Tuesday, 4 October 2011

Simenon through the eyes of others

BELGIUM MONTH

I've written before about film adaptations of Georges Simenon's books, the Belgian author's photographs and the Paris of his most famous character, Maigret. Simenon's oeuvre was hugely admired by André Gide and François Mauriac among others, and for this post I thought I'd round up the thoughts of some other writers from different generations and backgrounds on his prolific talent.

Julian Barnes's essay on Simenon, The Pouncer, included in the British novelist's Francophile collection Something to Declare, starts predictably enough, with a numerical rundown: 'The 400-plus books he wrote; the 55 cinema and 279 television films made from them; the 500 million copies sold in 55 languages...' - intriguing Barnes contemplates the adaptations ahead of sales and the translations - and, of course, Simenon's 'famous estimate of having bedded 10,000 women.'

This is a critique of Patrick Marnham's biography of Simenon for the Literary Review and only in passing do we get a sense of what Barnes admires in the subject: 'One of the distinctions of the fiction, especially of the romans durs, is to show sympathetic understanding for driven, obsessed, morally affectless characters who inflict and sustain often terrible damage.
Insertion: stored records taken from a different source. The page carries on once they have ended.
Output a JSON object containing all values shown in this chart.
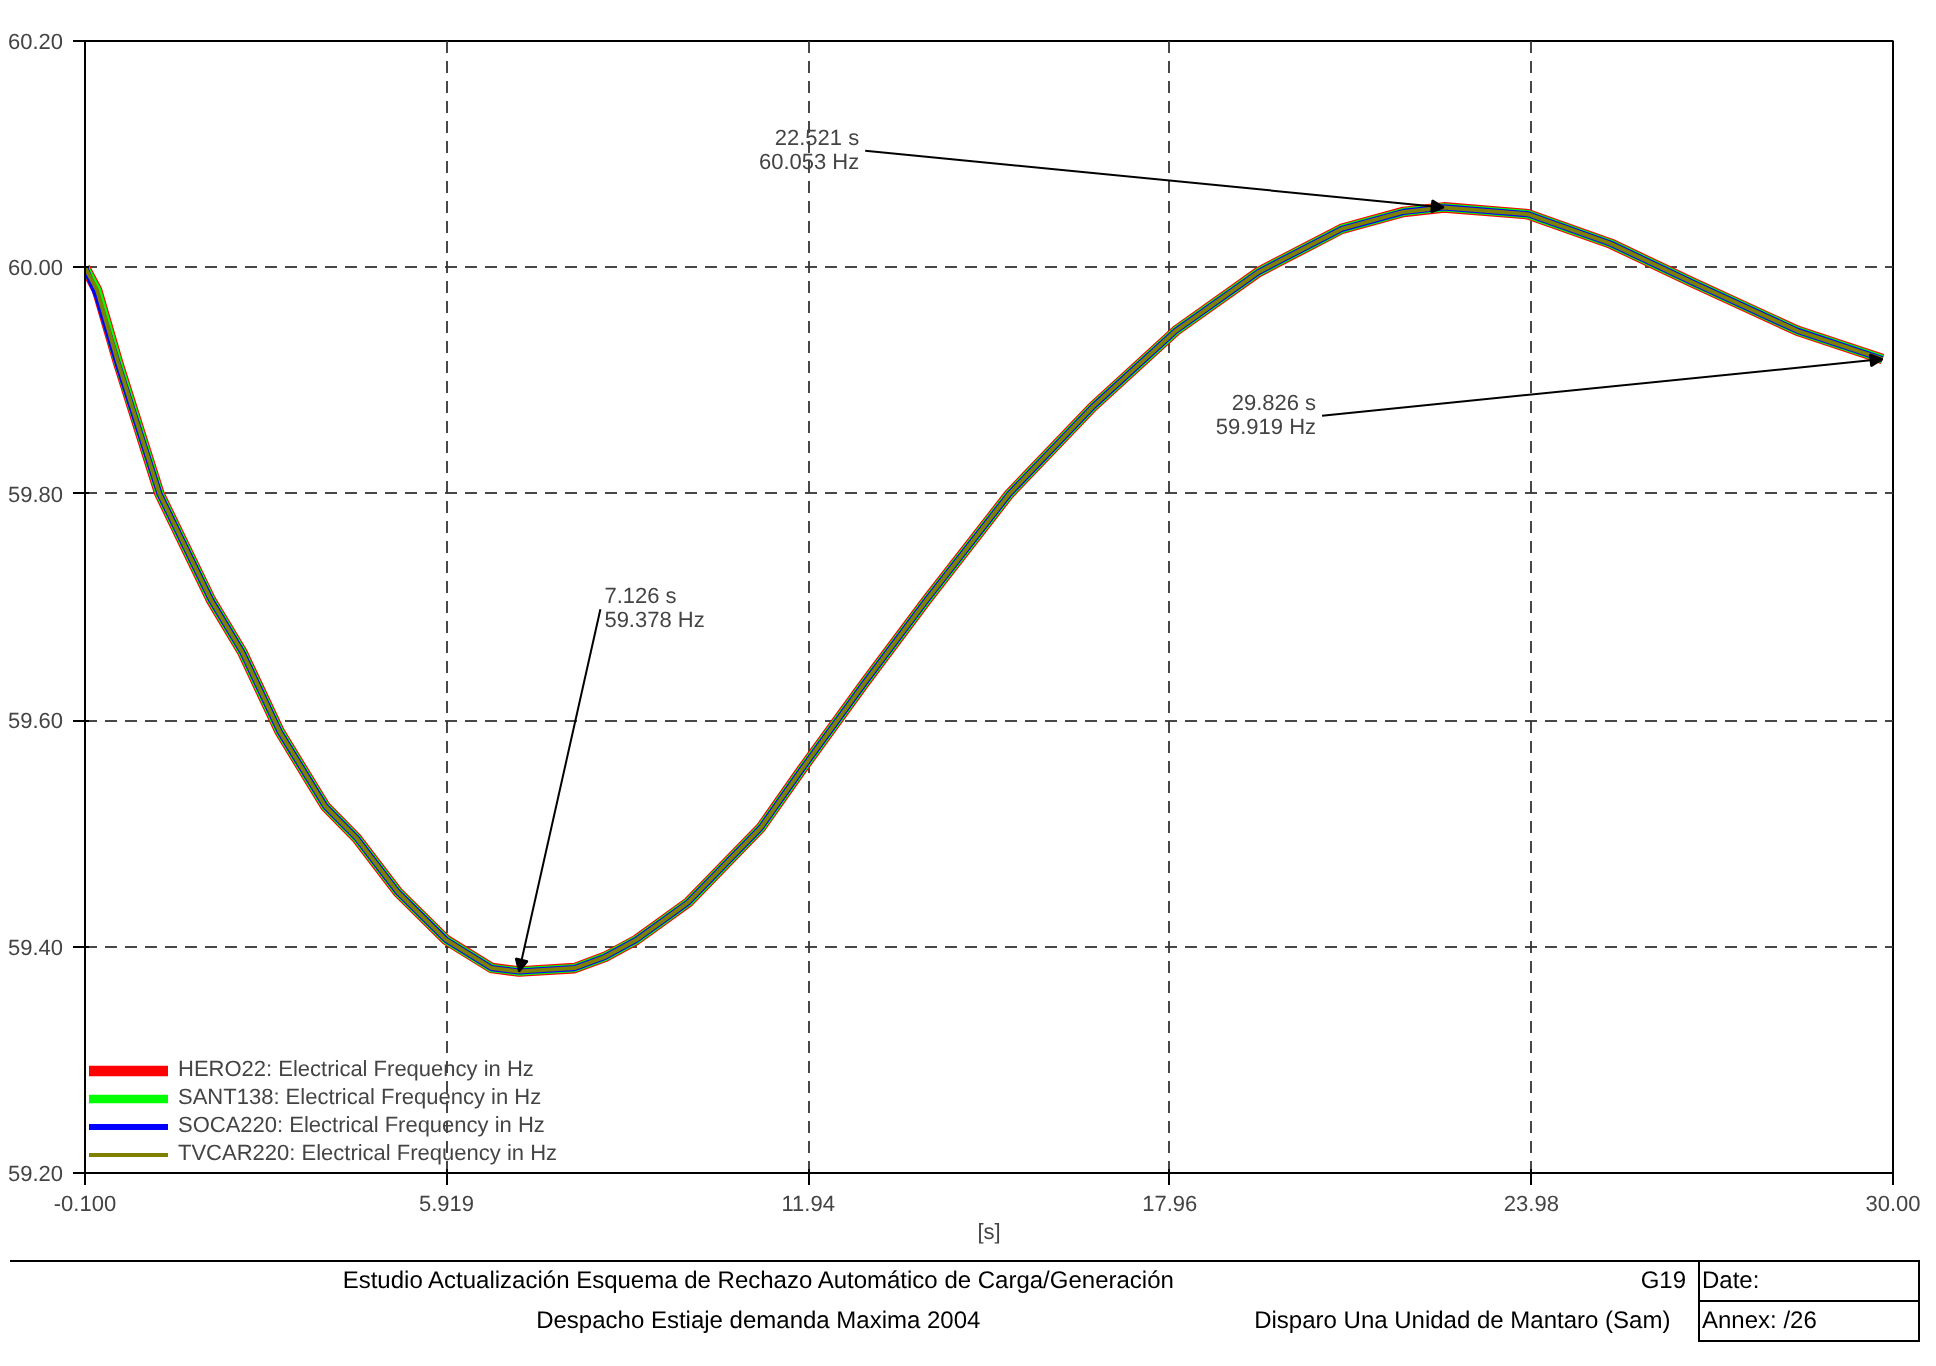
{
  "chart_data": {
    "type": "line",
    "x": [
      -0.1,
      0.1,
      0.45,
      1.14,
      2.0,
      2.52,
      3.14,
      3.9,
      4.42,
      5.11,
      5.91,
      6.67,
      7.126,
      8.05,
      8.56,
      9.08,
      9.94,
      11.15,
      11.84,
      12.88,
      13.91,
      15.29,
      16.68,
      18.06,
      19.44,
      20.82,
      21.85,
      22.521,
      23.92,
      25.3,
      26.69,
      28.41,
      29.826
    ],
    "series": [
      {
        "name": "HERO22: Electrical Frequency in Hz",
        "color": "#ff0000",
        "values": [
          60.0,
          59.98,
          59.916,
          59.8,
          59.706,
          59.66,
          59.59,
          59.524,
          59.496,
          59.448,
          59.406,
          59.381,
          59.378,
          59.381,
          59.391,
          59.406,
          59.439,
          59.505,
          59.557,
          59.633,
          59.706,
          59.8,
          59.877,
          59.944,
          59.996,
          60.034,
          60.049,
          60.053,
          60.047,
          60.021,
          59.986,
          59.944,
          59.919
        ]
      },
      {
        "name": "SANT138: Electrical Frequency in Hz",
        "color": "#00ff00",
        "values": [
          60.0,
          59.98,
          59.916,
          59.8,
          59.706,
          59.66,
          59.59,
          59.524,
          59.496,
          59.448,
          59.406,
          59.381,
          59.378,
          59.381,
          59.391,
          59.406,
          59.439,
          59.505,
          59.557,
          59.633,
          59.706,
          59.8,
          59.877,
          59.944,
          59.996,
          60.034,
          60.049,
          60.053,
          60.047,
          60.021,
          59.986,
          59.944,
          59.919
        ]
      },
      {
        "name": "SOCA220: Electrical Frequency in Hz",
        "color": "#0000ff",
        "values": [
          60.0,
          59.975,
          59.914,
          59.8,
          59.706,
          59.66,
          59.59,
          59.524,
          59.496,
          59.448,
          59.406,
          59.381,
          59.378,
          59.381,
          59.391,
          59.406,
          59.439,
          59.505,
          59.557,
          59.633,
          59.706,
          59.8,
          59.877,
          59.944,
          59.996,
          60.034,
          60.049,
          60.053,
          60.047,
          60.021,
          59.986,
          59.944,
          59.919
        ]
      },
      {
        "name": "TVCAR220: Electrical Frequency in Hz",
        "color": "#808000",
        "values": [
          60.0,
          59.98,
          59.916,
          59.8,
          59.706,
          59.66,
          59.59,
          59.524,
          59.496,
          59.448,
          59.406,
          59.381,
          59.378,
          59.381,
          59.391,
          59.406,
          59.439,
          59.505,
          59.557,
          59.633,
          59.706,
          59.8,
          59.877,
          59.944,
          59.996,
          60.034,
          60.049,
          60.053,
          60.047,
          60.021,
          59.986,
          59.944,
          59.919
        ]
      }
    ],
    "xlabel": "[s]",
    "xlim": [
      -0.1,
      30.0
    ],
    "xticks": [
      {
        "value": -0.1,
        "label": "-0.100"
      },
      5.919,
      11.94,
      17.96,
      23.98,
      {
        "value": 30.0,
        "label": "30.00"
      }
    ],
    "ylim": [
      59.2,
      60.2
    ],
    "yticks": [
      {
        "value": 59.2,
        "label": "59.20"
      },
      {
        "value": 59.4,
        "label": "59.40"
      },
      {
        "value": 59.6,
        "label": "59.60"
      },
      {
        "value": 59.8,
        "label": "59.80"
      },
      {
        "value": 60.0,
        "label": "60.00"
      },
      {
        "value": 60.2,
        "label": "60.20"
      }
    ],
    "grid": true,
    "line_style": "solid",
    "legend": "bottom left",
    "annotations": [
      {
        "text": "7.126 s\n59.378 Hz",
        "x": 7.126,
        "y": 59.378
      },
      {
        "text": "22.521 s\n60.053 Hz",
        "x": 22.521,
        "y": 60.053
      },
      {
        "text": "29.826 s\n59.919 Hz",
        "x": 29.826,
        "y": 59.919
      },
      "Estudio Actualización Esquema de Rechazo Automático de Carga/Generación",
      "G19",
      "Date:",
      "Despacho Estiaje demanda Maxima 2004",
      "Disparo Una Unidad de Mantaro (Sam)",
      "Annex:  /26"
    ]
  }
}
The refusal to moralize makes them less distant, less safely other.'

For sheer enthusiasm, we turn to Simenon's contemporary, Anais Nin, who writes in the summer of 1955: 'I study the style of Simenon because he is a master in the physical world... Simenon has always selected the characters who submitted to destiny, a destiny formed by their character...' She is great at summing up his work in The Journals of Anais Nin, Volume Five 1947-1955: 'The tone is always fatalistic, joyless, and the characters are victims of their own suicidal destructiveness. He has described all possible variations on destruction and self-destruction.'

In the winter of 1948, Nin writes: 'Simenon. The pattern is the same in every book. It is the fall of man. Simenon is aware that this fall is caused by the fatality of an impulse of self-destruction more often than by external fatality.'

If this all sounds depressing, a few months later she states: 'He is my favourite storyteller. He has a good story to tell, and he works subtly at charaterisation. His characters are beautifully wrought, his details significant... People do not appreciate his novels as they should because he made his reputation writing detective novels.'

Writer John Raymond tackles this last point in his critical biography from 1968, Simenon in Court: 'If [the study] helps to serve public notice of an achievement far greater than Simenon's average readers have realised or perhaps supposed even, it will have achieved its purpose...' Its clunky title notwithstanding, the book falters on Raymond's judgement of the works. (I'm thinking particularly of his contradictory dismissal of Inquest on Bouvet, towards which I've always been partial.)

Raymond is at his most poetic on the criminal protagonist of 1941's Justice (Cours d'Assises), Petit-Louis: 'Of all Simenon's unfortunates, he is perhaps the most human because he is the weakest and most alone.' I'll leave the final tribute to Nin, however: 'He is perhaps our best psychologist in the novel.'

Georges Simenon is the subject of the inaugural exhibition at Brussels' new Museum of Letters and Manuscripts, until 24 February 2012.